The syntax is intentionally small. It describes seams, not the meaning of life.

## Who It Is For

Use `enclosure` if:

- you work with coding agents and want them to understand repo boundaries before editing;
- your team has architecture rules that live mostly in people's heads;
- you want generated files to follow local recipes instead of generic templates;
- you like tools that are small enough to understand and useful enough to keep.

Skip it if you want an all-seeing platform that manages every decision for you. `enclosure` is not trying to become your boss. It already has plans this weekend.

## The Human Part

Good agent collaboration is not about replacing human judgment.

It is about reducing the amount of judgment wasted on preventable mess.

Humans decide the architecture. Humans review the contract. Humans tune the local rules.

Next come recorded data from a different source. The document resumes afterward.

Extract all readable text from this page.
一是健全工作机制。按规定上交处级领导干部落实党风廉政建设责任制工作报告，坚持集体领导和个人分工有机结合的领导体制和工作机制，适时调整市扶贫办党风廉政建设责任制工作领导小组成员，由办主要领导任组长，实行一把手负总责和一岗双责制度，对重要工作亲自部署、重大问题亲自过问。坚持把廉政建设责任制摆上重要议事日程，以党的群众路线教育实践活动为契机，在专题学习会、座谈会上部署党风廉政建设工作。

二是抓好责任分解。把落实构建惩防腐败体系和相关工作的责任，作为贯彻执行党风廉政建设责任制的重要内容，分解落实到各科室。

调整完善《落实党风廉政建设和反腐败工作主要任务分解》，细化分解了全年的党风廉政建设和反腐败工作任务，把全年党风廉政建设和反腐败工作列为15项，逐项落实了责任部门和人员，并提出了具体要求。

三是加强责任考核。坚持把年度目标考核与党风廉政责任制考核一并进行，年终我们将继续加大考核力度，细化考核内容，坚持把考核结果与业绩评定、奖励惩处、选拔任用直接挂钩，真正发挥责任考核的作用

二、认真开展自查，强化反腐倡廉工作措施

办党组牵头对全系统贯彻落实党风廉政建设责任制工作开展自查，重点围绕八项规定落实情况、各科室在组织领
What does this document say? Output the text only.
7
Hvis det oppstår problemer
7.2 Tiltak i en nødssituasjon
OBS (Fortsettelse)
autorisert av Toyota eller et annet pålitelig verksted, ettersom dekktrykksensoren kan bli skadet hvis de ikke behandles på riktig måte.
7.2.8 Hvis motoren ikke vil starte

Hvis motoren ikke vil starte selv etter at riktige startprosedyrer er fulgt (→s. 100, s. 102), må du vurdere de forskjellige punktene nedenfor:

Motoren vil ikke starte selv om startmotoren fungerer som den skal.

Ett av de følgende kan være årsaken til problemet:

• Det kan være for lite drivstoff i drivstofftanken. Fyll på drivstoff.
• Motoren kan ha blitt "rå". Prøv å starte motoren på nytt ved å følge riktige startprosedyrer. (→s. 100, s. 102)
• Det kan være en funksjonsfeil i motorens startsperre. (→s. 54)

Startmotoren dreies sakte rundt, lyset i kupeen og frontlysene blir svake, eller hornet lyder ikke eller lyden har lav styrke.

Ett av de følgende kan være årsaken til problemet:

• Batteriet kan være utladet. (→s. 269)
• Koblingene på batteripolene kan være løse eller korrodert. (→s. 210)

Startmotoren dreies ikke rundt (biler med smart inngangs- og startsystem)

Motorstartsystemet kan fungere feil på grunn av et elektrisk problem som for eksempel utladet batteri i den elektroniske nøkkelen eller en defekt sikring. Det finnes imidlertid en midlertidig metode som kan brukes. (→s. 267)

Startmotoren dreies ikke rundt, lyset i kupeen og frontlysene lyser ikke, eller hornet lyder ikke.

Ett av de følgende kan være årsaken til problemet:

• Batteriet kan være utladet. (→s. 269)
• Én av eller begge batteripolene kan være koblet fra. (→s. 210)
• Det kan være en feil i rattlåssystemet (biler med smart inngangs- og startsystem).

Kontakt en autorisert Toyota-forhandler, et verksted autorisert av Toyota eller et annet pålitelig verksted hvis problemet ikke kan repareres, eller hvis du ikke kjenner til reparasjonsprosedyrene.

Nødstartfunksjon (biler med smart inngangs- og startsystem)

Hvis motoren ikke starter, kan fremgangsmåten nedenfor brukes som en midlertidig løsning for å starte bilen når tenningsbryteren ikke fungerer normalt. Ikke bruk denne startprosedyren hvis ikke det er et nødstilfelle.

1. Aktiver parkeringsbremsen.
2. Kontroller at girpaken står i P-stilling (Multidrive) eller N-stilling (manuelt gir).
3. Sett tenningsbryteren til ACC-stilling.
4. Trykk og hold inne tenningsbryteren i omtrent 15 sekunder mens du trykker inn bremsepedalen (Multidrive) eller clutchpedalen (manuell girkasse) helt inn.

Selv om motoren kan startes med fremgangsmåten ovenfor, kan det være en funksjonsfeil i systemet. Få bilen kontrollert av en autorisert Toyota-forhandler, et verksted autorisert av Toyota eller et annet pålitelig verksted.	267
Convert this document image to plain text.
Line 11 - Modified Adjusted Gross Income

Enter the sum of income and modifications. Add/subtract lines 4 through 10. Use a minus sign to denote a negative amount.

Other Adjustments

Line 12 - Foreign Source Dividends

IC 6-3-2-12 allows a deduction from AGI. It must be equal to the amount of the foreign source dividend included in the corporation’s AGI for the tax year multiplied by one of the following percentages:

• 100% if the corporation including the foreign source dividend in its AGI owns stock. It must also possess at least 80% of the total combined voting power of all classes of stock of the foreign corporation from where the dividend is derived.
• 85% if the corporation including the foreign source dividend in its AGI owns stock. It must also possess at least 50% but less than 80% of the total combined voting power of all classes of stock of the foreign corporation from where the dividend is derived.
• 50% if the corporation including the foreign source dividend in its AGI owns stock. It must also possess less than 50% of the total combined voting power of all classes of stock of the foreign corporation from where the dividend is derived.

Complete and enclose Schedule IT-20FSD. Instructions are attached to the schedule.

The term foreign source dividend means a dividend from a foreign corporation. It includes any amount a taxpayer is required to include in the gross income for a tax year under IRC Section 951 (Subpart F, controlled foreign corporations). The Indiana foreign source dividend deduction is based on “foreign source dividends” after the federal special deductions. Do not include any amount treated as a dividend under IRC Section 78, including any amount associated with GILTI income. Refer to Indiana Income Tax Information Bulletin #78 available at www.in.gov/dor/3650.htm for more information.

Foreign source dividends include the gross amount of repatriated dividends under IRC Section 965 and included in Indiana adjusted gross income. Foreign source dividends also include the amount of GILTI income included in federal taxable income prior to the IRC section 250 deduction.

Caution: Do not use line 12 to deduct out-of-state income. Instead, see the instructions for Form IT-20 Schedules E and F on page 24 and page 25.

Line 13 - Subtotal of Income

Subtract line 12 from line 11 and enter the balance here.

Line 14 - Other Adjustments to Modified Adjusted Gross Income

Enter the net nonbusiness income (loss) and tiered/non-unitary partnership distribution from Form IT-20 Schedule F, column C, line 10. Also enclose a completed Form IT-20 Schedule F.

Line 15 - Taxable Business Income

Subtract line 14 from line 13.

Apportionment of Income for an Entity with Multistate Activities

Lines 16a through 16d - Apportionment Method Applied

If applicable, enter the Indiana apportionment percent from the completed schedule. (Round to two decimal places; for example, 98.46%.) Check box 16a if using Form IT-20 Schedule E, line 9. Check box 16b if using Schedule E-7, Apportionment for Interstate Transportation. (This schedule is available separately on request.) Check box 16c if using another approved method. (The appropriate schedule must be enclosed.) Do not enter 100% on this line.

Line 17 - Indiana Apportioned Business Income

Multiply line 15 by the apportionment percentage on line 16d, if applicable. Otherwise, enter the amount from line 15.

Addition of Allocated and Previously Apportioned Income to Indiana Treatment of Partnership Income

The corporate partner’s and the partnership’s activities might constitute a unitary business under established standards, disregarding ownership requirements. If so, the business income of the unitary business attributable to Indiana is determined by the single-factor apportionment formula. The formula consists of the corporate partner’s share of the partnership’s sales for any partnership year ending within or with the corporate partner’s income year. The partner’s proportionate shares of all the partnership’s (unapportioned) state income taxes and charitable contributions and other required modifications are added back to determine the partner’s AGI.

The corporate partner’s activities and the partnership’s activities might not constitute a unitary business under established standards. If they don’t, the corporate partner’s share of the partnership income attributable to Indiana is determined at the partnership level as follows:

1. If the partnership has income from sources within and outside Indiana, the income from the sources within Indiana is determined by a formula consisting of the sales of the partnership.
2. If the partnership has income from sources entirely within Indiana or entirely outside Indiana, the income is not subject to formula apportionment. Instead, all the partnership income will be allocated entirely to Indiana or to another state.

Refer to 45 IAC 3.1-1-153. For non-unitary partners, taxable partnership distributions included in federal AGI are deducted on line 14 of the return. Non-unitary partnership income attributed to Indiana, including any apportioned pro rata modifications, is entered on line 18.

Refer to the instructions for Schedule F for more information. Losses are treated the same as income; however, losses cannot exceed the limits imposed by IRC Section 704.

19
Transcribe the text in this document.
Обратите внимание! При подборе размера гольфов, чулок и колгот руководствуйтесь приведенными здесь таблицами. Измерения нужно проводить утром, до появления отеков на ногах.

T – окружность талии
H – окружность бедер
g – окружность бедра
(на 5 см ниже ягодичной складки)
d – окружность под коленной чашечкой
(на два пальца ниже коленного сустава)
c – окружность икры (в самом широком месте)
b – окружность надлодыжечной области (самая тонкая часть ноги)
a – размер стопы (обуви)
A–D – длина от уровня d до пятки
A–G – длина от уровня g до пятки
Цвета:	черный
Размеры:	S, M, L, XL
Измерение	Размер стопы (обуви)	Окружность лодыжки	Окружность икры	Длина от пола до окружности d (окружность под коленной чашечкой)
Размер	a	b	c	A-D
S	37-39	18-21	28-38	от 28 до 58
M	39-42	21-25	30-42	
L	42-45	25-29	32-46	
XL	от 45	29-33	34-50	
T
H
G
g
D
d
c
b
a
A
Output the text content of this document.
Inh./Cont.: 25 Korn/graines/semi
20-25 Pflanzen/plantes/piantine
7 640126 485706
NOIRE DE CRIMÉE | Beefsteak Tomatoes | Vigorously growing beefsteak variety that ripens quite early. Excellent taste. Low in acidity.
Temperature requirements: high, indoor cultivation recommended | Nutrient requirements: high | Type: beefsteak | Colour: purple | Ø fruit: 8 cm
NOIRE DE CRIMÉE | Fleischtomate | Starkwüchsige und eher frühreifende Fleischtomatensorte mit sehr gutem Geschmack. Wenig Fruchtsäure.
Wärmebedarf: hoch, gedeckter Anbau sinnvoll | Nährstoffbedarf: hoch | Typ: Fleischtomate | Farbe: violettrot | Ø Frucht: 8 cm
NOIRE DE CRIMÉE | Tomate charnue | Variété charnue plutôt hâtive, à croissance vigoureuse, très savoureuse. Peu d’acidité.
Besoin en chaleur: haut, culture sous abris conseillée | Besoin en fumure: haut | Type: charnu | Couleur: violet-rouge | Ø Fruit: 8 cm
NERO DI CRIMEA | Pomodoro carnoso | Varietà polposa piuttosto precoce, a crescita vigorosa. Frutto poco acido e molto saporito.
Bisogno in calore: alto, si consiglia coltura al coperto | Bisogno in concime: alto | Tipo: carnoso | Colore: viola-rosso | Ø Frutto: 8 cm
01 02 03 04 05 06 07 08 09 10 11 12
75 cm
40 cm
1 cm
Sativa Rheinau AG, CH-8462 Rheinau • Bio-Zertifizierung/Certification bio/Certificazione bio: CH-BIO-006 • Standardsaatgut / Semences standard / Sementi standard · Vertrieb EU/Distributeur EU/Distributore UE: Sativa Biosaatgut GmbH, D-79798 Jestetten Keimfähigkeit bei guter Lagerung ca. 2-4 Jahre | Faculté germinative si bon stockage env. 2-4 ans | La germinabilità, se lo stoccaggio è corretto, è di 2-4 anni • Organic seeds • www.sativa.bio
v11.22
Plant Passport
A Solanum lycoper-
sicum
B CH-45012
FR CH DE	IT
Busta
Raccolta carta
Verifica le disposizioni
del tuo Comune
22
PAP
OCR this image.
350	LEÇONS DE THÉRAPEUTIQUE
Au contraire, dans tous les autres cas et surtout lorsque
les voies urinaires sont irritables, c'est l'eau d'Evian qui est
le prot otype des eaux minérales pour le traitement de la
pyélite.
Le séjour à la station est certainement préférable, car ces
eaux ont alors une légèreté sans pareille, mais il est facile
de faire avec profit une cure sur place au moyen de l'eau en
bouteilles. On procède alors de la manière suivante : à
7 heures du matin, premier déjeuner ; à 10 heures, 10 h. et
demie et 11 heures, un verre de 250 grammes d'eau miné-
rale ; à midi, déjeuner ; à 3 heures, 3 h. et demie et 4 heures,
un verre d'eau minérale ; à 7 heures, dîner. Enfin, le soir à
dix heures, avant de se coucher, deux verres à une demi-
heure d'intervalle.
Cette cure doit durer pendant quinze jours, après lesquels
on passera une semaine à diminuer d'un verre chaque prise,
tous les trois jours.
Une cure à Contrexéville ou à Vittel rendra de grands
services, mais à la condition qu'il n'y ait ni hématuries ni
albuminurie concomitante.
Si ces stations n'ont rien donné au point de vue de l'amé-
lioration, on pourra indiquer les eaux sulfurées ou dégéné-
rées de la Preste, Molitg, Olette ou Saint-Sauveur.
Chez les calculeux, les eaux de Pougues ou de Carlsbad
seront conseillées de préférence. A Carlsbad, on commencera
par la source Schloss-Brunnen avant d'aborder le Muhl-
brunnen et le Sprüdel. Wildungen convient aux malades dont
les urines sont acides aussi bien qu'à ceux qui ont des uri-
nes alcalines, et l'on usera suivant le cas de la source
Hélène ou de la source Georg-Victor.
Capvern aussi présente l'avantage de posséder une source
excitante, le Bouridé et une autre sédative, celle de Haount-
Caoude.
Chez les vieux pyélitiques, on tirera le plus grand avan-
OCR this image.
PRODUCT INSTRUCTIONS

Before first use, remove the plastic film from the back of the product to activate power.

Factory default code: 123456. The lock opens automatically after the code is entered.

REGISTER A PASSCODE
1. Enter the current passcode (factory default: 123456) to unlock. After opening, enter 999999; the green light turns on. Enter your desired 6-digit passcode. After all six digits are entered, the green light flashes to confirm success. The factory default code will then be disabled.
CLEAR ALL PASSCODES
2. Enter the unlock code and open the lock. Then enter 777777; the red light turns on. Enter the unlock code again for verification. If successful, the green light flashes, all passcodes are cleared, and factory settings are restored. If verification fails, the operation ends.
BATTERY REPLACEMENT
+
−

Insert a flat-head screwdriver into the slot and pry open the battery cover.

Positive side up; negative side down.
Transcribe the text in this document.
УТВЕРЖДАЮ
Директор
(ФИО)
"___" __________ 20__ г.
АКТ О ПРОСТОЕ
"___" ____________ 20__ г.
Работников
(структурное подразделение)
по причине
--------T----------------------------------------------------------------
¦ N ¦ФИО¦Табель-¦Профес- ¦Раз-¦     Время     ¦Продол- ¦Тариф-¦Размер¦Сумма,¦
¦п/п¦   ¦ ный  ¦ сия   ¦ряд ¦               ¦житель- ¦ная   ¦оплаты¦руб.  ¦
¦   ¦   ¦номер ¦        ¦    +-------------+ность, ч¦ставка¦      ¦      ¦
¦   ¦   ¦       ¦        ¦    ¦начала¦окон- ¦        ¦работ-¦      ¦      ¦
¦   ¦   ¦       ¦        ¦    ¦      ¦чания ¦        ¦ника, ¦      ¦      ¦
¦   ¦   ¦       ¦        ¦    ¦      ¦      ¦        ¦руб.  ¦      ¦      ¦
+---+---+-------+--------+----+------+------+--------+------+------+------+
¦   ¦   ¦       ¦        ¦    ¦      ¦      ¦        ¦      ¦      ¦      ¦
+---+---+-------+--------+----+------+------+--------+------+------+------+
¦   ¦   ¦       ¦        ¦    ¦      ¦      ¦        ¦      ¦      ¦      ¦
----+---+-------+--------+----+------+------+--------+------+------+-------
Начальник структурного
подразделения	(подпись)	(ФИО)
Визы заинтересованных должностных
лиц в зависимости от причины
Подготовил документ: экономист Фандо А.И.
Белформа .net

Agents get a better starting point, a smaller blast radius, and a way to explain their work in the language of the repository.

That is why `enclosure` is small but powerful: it does not make the agent smarter by magic. It makes the room clearer.

And clear rooms produce better work.

## Release Notes

See [CHANGELOG.md](https://github.com/9orky/enclosure/blob/main/docs/repo/CHANGELOG.md).

## Contributing

Ideas, issues, and pull requests are welcome.